Going back to this past season’s trade deadline, the Bucks made one of the biggest splashes by snatching Redick for their post-season run. In giving up the still-developing Tobias Harris and Doron Lamb for a more-developed Redick, the Bucks were attempting to move up the Eastern Conference ladder; tanking didn’t seem to be a likely scenario.

But they just gave away their prized mid-season acquisition for little to nothing in return. These second-round picks are nice assets, especially with the upcoming Draft, but it seems as though they were willing to give away Redick without any resistance. The Bucks should and could have held out for a better deal for Redick—just like the Clippers did with Bledsoe—but decided to pull the trigger. With the likely departure of Ellis and currently having one of the lowest payrolls in the League going into next season, the Bucks seem to be focused solely on the future.

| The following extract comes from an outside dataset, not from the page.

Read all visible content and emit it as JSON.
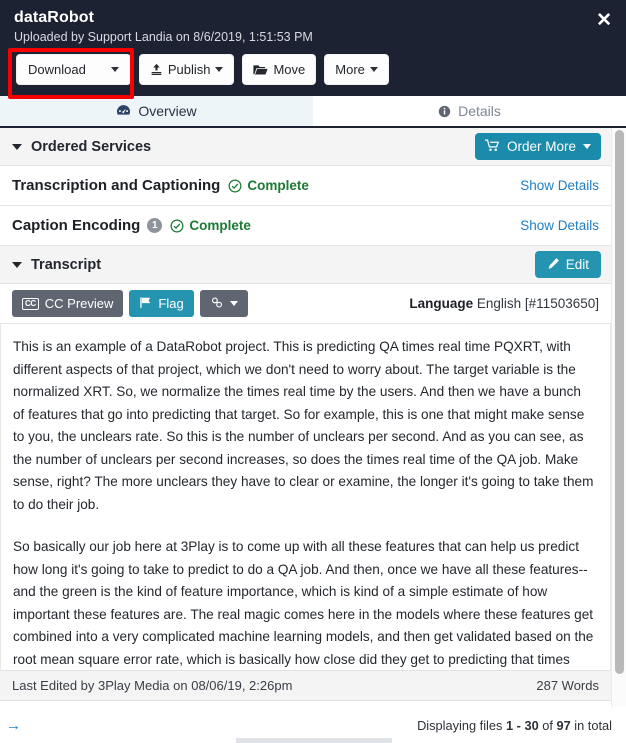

Or are they? Along with a desire to keep Jennings, Milwaukee has been reported to be very close to signing OJ Mayo, which would cost them considerably based on comparable contracts negotiated so far this offseason. This move for one of the best shooting guards on the free-agent market goes against any suggestion of a tanking plan. The 2014 NBA Draft is supposed to be one of the best ever, so many teams that know they won’t be able to compete next season are looking to tank…even though they won’t admit it. Will the Bucks improve just enough to remain a mediocre, fringe playoff team yet again? It’s difficult to predict because their direction is currently so unclear.

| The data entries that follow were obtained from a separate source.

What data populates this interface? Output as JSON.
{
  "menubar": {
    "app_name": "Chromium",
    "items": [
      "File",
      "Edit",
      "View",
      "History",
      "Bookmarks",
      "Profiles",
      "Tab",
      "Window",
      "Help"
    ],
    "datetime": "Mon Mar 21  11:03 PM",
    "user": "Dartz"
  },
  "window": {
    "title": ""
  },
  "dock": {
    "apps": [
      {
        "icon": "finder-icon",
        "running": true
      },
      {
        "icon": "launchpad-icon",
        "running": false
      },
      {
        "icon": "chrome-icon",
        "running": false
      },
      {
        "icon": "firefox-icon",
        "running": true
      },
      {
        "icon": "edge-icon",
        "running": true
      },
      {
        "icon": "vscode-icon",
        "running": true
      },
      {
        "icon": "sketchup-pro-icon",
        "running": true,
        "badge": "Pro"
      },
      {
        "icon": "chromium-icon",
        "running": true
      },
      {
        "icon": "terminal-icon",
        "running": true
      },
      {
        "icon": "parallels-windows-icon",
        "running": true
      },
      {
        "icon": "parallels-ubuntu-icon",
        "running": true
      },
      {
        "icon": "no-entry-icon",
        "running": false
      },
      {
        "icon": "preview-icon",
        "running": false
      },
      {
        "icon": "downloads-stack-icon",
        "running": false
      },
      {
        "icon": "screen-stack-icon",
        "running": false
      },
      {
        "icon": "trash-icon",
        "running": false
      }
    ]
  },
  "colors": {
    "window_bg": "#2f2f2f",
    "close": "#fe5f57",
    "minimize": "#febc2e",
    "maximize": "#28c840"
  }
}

(To add on to all of this, after averaging 4.9 ppg and 2.0 rpg with the Bucks prior to last season’s trade, Harris broke out and averaged 17.3 ppg and 8.5 rpg with the Magic. Ouch.)

This is good for Suns fans because: they will get to watch a talent-filled sparkplug re-energize their franchise.

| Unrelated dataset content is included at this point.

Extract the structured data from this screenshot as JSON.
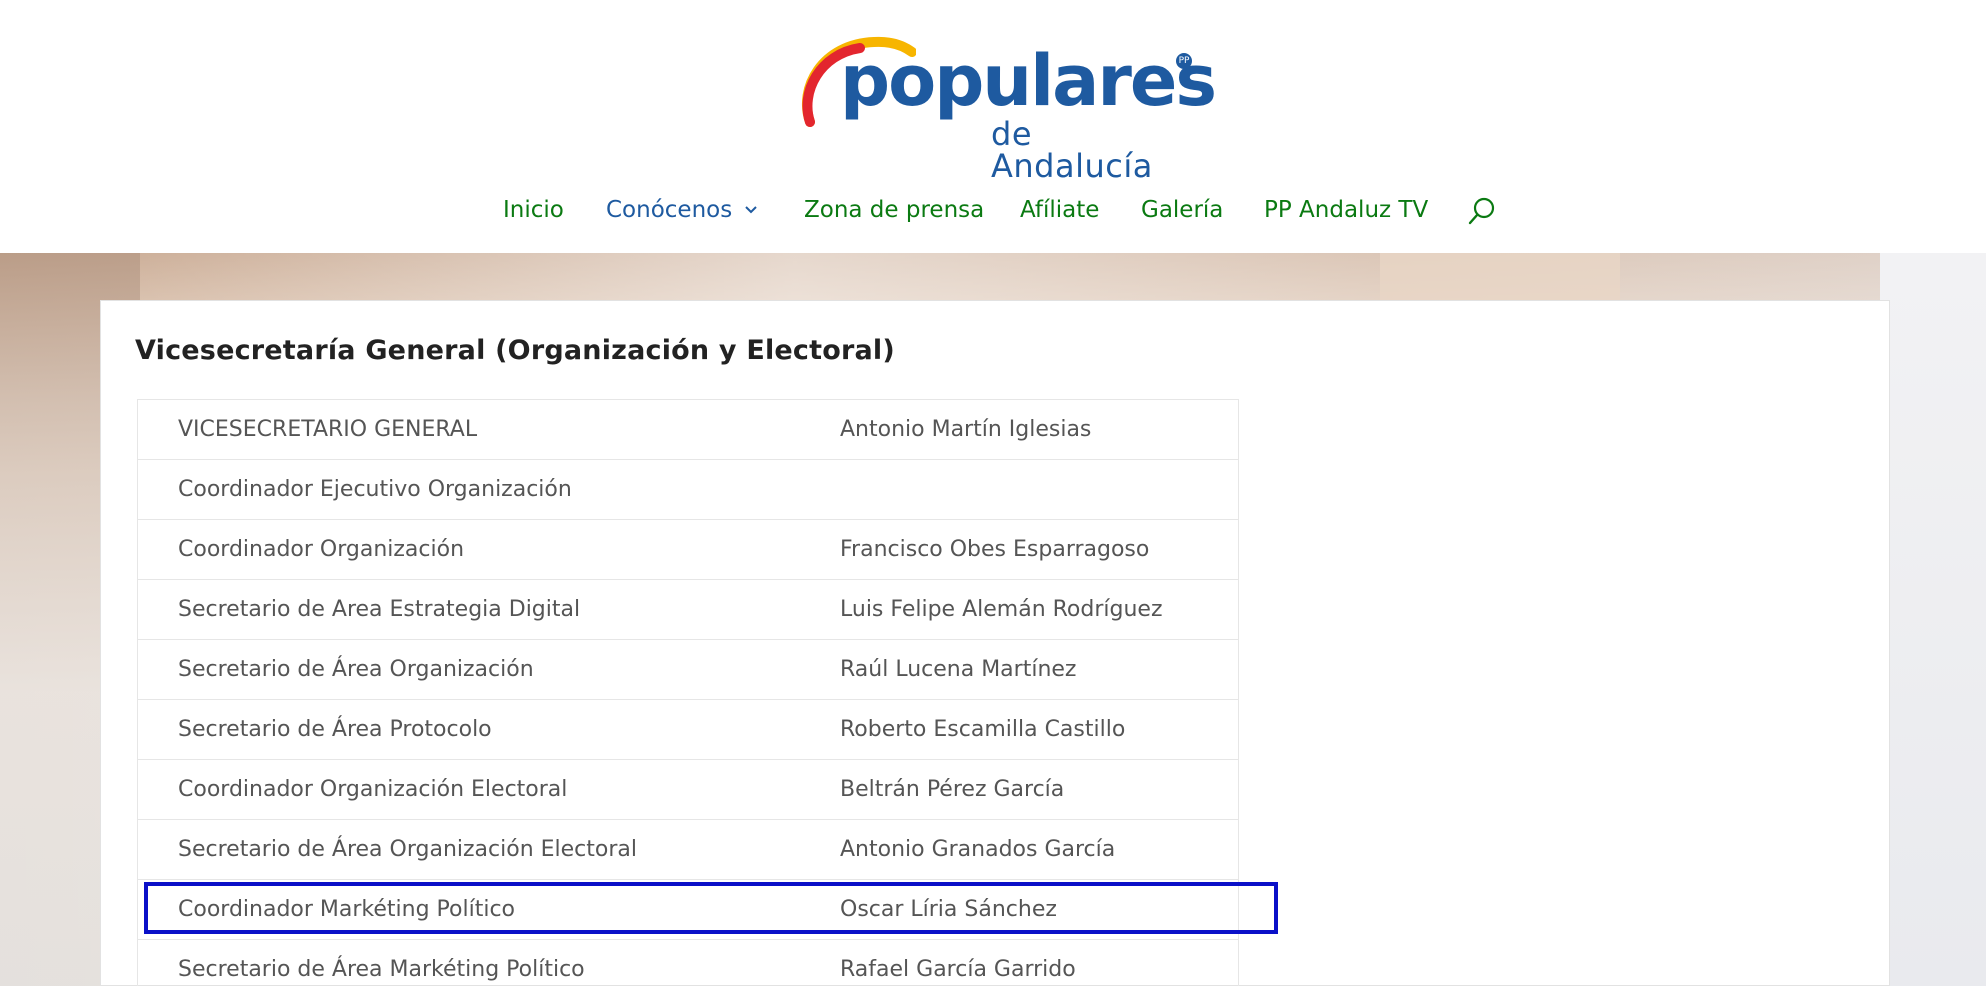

Last season was not a fun one for anyone who kept up with the Suns. Not only did they finish last in the West with a 25-57 record, they also failed to have any sort of liveliness to their play. Even though Goran Dragic is a crafty lefty with plenty of tricks up his sleeves, his team didn’t come close to the level of entertainment being brought night in and night out from the other West teams. By bringing Bledsoe to town, Phoenix will have a 6-1 point guard who has an absurd amount of freak athleticism who will show it off with his powerful dunks and chase-down blocks.

If you expand Bledsoe’s playing time from last year to 36 minutes, he would have averaged 14.9 ppg, 5.4 apg, 5.2 rpg, 2.5 spg and 1.3 bpg. This isn’t to say he will now average these numbers with the Suns—he is going to a new team with different teammates and a different coach. But these numbers illustrate the potential the 23-year-old has if given the opportunity to be more than CP3’s backup. He will get that in Phoenix.

Even though the Suns might not quite have a roster equipped to legitimately make some noise in a competitive Western Conference, they now have an explosive guard ready to give fans highlights and dynamism for years to come.

The Clippers won this trade because: they are now a true Championship contender.

After winning a franchise-best 56 regular-season games followed by a first-round exit, the Clippers weren’t a contender but looked to be close. Just as teams have shown time and time again (2011 Mavs, 2009 Lakers), sometimes a few roster adjustments can change a winning team to a Championship team.

By signing Doc Rivers and obtaining Redick and Dudley while still having their Mid-Level Exception (this could be used on Carl Landry to add some frontcourt depth), the Clippers seem to be taking the necessary steps to make these crucial adjustments. Their spacing problems from last season won’t be much of an issue and their head coach/point guard tandem will provide invaluable leadership.

The West might have a new favorite to come out of their conference.